Robustness Checks using #SmartPLS4 - Linearity - Endogeneity

TL;DR

Linearity in SmartPLS4 can be tested by adding quadratic effects for all paths and running bootstrapping; insignificant quadratic effects support the linearity assumption.

Briefing Cornell Notes

Briefing

Structural equation modeling in SmartPLS relies on assumptions that can quietly break results—so robustness checks matter before interpreting paths. One key assumption is linearity: relationships between constructs should behave linearly rather than curving. In SmartPLS4, linearity is tested by adding quadratic effects for each path and running bootstrapping (recommended 5,000–10,000, using a two-tailed bias-corrected approach). When the quadratic terms show no significant p-values—and the path coefficients confirm all quadratic effects are insignificant—the model’s linearity assumption is treated as satisfied.

The next robustness step targets endogeneity, a problem where predictors correlate with error terms, distorting causal interpretation. The workflow uses the GoFian copula approach (implemented as “goian copula” in the interface). The procedure starts with single relationships: each path is tested for endogeneity, then results are copied out (e.g., into Excel) for tracking. A crucial pattern emerges: some individual paths can be significant for endogeneity while others are not. In the example, one relationship pair (from “commitment to leadership” and “leadership to reliability” are mentioned as the kinds of paths being combined) produces significant endogeneity when tested alone, but when the model tests different combinations, some pairs remain problematic while others show no endogeneity. The method scales up by testing combinations of two, then three, then four relationships—essentially checking whether endogeneity appears only in isolated paths or persists across sets.

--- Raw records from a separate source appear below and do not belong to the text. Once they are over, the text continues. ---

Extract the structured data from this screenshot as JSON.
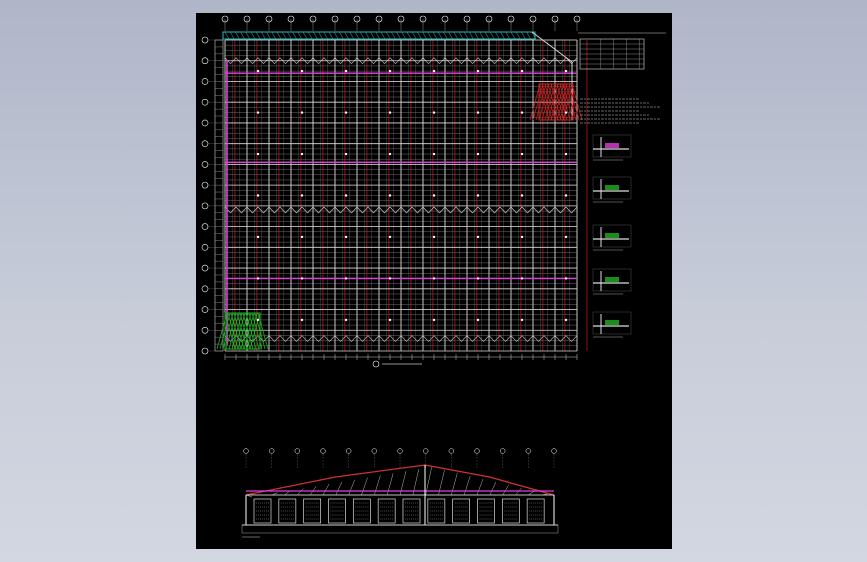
{
  "viewport": {
    "background": "#b8bfcf"
  },
  "sheet": {
    "background": "#000000"
  },
  "plan": {
    "title": "",
    "grid_cols": 16,
    "grid_rows": 15,
    "sub_rows_per_bay": 4,
    "purlin_subdiv": 3,
    "colors": {
      "beam": "#d8d8d8",
      "purlin": "#cc2222",
      "bracing": "#e040e0",
      "roof_edge": "#20c0c0",
      "grid_bubble": "#ffffff",
      "hatch_red": "#cc2020",
      "hatch_green": "#20b020"
    }
  },
  "notes_table": {
    "rows": 6,
    "cols": 5
  },
  "details": [
    {
      "name": "detail-1",
      "accent": "#e040e0"
    },
    {
      "name": "detail-2",
      "accent": "#20b020"
    },
    {
      "name": "detail-3",
      "accent": "#20b020"
    },
    {
      "name": "detail-4",
      "accent": "#20b020"
    },
    {
      "name": "detail-5",
      "accent": "#20b020"
    }
  ],
  "elevation": {
    "bays": 12,
    "door_count": 12,
    "colors": {
      "truss": "#cc3333",
      "frame": "#e040e0",
      "outline": "#ffffff"
    }
  }
}
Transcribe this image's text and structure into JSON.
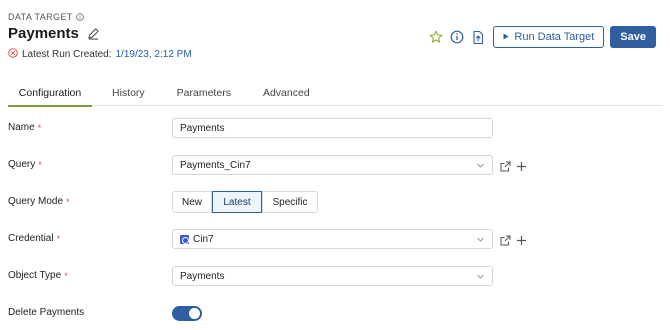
{
  "header": {
    "eyebrow": "DATA TARGET",
    "title": "Payments",
    "run_label": "Latest Run Created:",
    "run_value": "1/19/23, 2:12 PM"
  },
  "actions": {
    "run_label": "Run Data Target",
    "save_label": "Save"
  },
  "tabs": [
    {
      "label": "Configuration",
      "active": true
    },
    {
      "label": "History"
    },
    {
      "label": "Parameters"
    },
    {
      "label": "Advanced"
    }
  ],
  "form": {
    "name": {
      "label": "Name",
      "value": "Payments"
    },
    "query": {
      "label": "Query",
      "value": "Payments_Cin7"
    },
    "query_mode": {
      "label": "Query Mode",
      "options": [
        "New",
        "Latest",
        "Specific"
      ],
      "selected": "Latest"
    },
    "credential": {
      "label": "Credential",
      "value": "Cin7"
    },
    "object_type": {
      "label": "Object Type",
      "value": "Payments"
    },
    "delete_payments": {
      "label": "Delete Payments",
      "enabled": true
    }
  },
  "required_mark": "*",
  "colors": {
    "primary": "#2f5f9e",
    "tab_active": "#7a9d3a",
    "error": "#d9534f",
    "star": "#8ab22e"
  },
  "icons": [
    "info-icon",
    "edit-icon",
    "error-icon",
    "star-icon",
    "export-icon",
    "play-icon",
    "chevron-down-icon",
    "external-link-icon",
    "plus-icon",
    "credential-icon"
  ]
}
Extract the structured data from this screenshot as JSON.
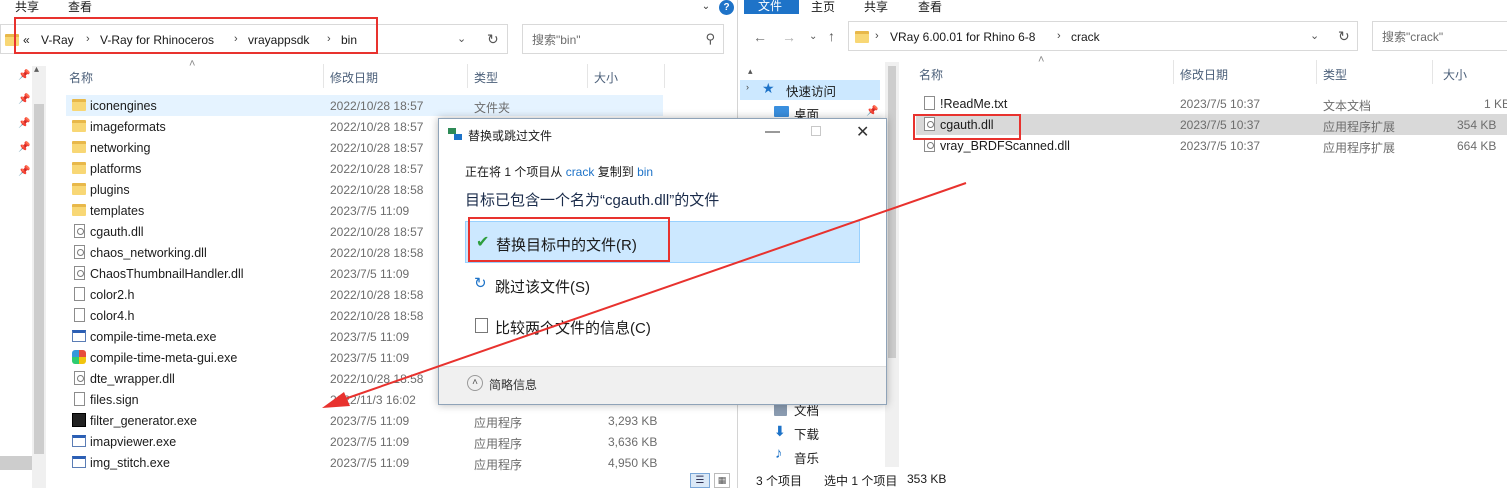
{
  "left": {
    "ribbon": {
      "share": "共享",
      "view": "查看"
    },
    "address": {
      "overflow": "«",
      "crumbs": [
        "V-Ray",
        "V-Ray for Rhinoceros",
        "vrayappsdk",
        "bin"
      ]
    },
    "search": {
      "placeholder": "搜索\"bin\""
    },
    "columns": {
      "name": "名称",
      "date": "修改日期",
      "type": "类型",
      "size": "大小"
    },
    "files": [
      {
        "name": "iconengines",
        "date": "2022/10/28 18:57",
        "type": "文件夹",
        "size": "",
        "icon": "folder"
      },
      {
        "name": "imageformats",
        "date": "2022/10/28 18:57",
        "type": "",
        "size": "",
        "icon": "folder"
      },
      {
        "name": "networking",
        "date": "2022/10/28 18:57",
        "type": "",
        "size": "",
        "icon": "folder"
      },
      {
        "name": "platforms",
        "date": "2022/10/28 18:57",
        "type": "",
        "size": "",
        "icon": "folder"
      },
      {
        "name": "plugins",
        "date": "2022/10/28 18:58",
        "type": "",
        "size": "",
        "icon": "folder"
      },
      {
        "name": "templates",
        "date": "2023/7/5 11:09",
        "type": "",
        "size": "",
        "icon": "folder"
      },
      {
        "name": "cgauth.dll",
        "date": "2022/10/28 18:57",
        "type": "",
        "size": "",
        "icon": "dll"
      },
      {
        "name": "chaos_networking.dll",
        "date": "2022/10/28 18:58",
        "type": "",
        "size": "",
        "icon": "dll"
      },
      {
        "name": "ChaosThumbnailHandler.dll",
        "date": "2023/7/5 11:09",
        "type": "",
        "size": "",
        "icon": "dll"
      },
      {
        "name": "color2.h",
        "date": "2022/10/28 18:58",
        "type": "",
        "size": "",
        "icon": "file"
      },
      {
        "name": "color4.h",
        "date": "2022/10/28 18:58",
        "type": "",
        "size": "",
        "icon": "file"
      },
      {
        "name": "compile-time-meta.exe",
        "date": "2023/7/5 11:09",
        "type": "",
        "size": "",
        "icon": "exe"
      },
      {
        "name": "compile-time-meta-gui.exe",
        "date": "2023/7/5 11:09",
        "type": "",
        "size": "",
        "icon": "gui"
      },
      {
        "name": "dte_wrapper.dll",
        "date": "2022/10/28 18:58",
        "type": "",
        "size": "",
        "icon": "dll"
      },
      {
        "name": "files.sign",
        "date": "2022/11/3 16:02",
        "type": "",
        "size": "",
        "icon": "file"
      },
      {
        "name": "filter_generator.exe",
        "date": "2023/7/5 11:09",
        "type": "应用程序",
        "size": "3,293 KB",
        "icon": "filter"
      },
      {
        "name": "imapviewer.exe",
        "date": "2023/7/5 11:09",
        "type": "应用程序",
        "size": "3,636 KB",
        "icon": "exe"
      },
      {
        "name": "img_stitch.exe",
        "date": "2023/7/5 11:09",
        "type": "应用程序",
        "size": "4,950 KB",
        "icon": "exe"
      }
    ]
  },
  "right": {
    "ribbon": {
      "file": "文件",
      "home": "主页",
      "share": "共享",
      "view": "查看"
    },
    "address": {
      "crumbs": [
        "VRay 6.00.01 for Rhino 6-8",
        "crack"
      ]
    },
    "search": {
      "placeholder": "搜索\"crack\""
    },
    "nav": {
      "quick_access": "快速访问",
      "desktop": "桌面",
      "documents": "文档",
      "downloads": "下载",
      "music": "音乐"
    },
    "columns": {
      "name": "名称",
      "date": "修改日期",
      "type": "类型",
      "size": "大小"
    },
    "files": [
      {
        "name": "!ReadMe.txt",
        "date": "2023/7/5 10:37",
        "type": "文本文档",
        "size": "1 KB",
        "icon": "file"
      },
      {
        "name": "cgauth.dll",
        "date": "2023/7/5 10:37",
        "type": "应用程序扩展",
        "size": "354 KB",
        "icon": "dll"
      },
      {
        "name": "vray_BRDFScanned.dll",
        "date": "2023/7/5 10:37",
        "type": "应用程序扩展",
        "size": "664 KB",
        "icon": "dll"
      }
    ],
    "status": {
      "count": "3 个项目",
      "selected": "选中 1 个项目",
      "size": "353 KB"
    }
  },
  "dialog": {
    "title": "替换或跳过文件",
    "copy_prefix": "正在将 1 个项目从",
    "source": "crack",
    "copy_middle": "复制到",
    "dest": "bin",
    "message": "目标已包含一个名为“cgauth.dll”的文件",
    "replace": "替换目标中的文件(R)",
    "skip": "跳过该文件(S)",
    "compare": "比较两个文件的信息(C)",
    "less_info": "简略信息"
  },
  "colors": {
    "accent": "#1e73c8",
    "highlight": "#cce8ff",
    "annotation": "#e8322e"
  }
}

After endogeneity checks, the robustness process moves to heterogeneity—specifically unobserved heterogeneity, where distinct subgroups in the data imply meaningfully different parameter estimates. If subgroup effects cancel out when estimating on the full sample, overall results can become misleading. SmartPLS addresses this using the FIX (finite mixture segmentation) approach. The key practical question is how many segments to test. The transcript uses a rule-of-thumb sample size of at least 85 per segment, based on a medium effect size (.15) and 80% power. With a total sample around 341, that implies testing roughly four segments (1–4).

For each candidate segmentation (1, 2, 3, and 4 segments), model selection criteria are collected—AIC3, CAIC, AIC4, BIC, and MDL5—along with entropy. The example ends with an ambiguous picture: AIC3 and CAIC point to different segment counts (AIC3 favoring four segments while CAIC favors two). AIC4 and BIC also favor two segments, and MDL5 points inconsistently (in the example, MDL5 favors one segment). Because the criteria do not unambiguously converge on a single segmentation solution, the analysis avoids further segmentation and instead treats the full dataset as a single group. That decision is used to conclude there is no clear evidence of unobserved heterogeneity affecting the results.

Cornell Notes

The robustness workflow in SmartPLS4 checks three assumptions before trusting structural model results: linearity, endogeneity, and unobserved heterogeneity. Linearity is tested by adding quadratic effects to each path and bootstrapping; insignificant quadratic terms indicate relationships are adequately linear. Endogeneity is assessed with a GoFian copula procedure, first for single paths and then for combinations of paths (two, three, four), with significant p-values signaling endogeneity issues that may require remediation. Unobserved heterogeneity is examined using FIX finite mixture segmentation, testing 1–4 segments based on a minimum sample size per segment (85) tied to medium effect size (.15) and 80% power. When fit indices disagree on the segment count, the approach defaults to analyzing the full dataset without segmentation.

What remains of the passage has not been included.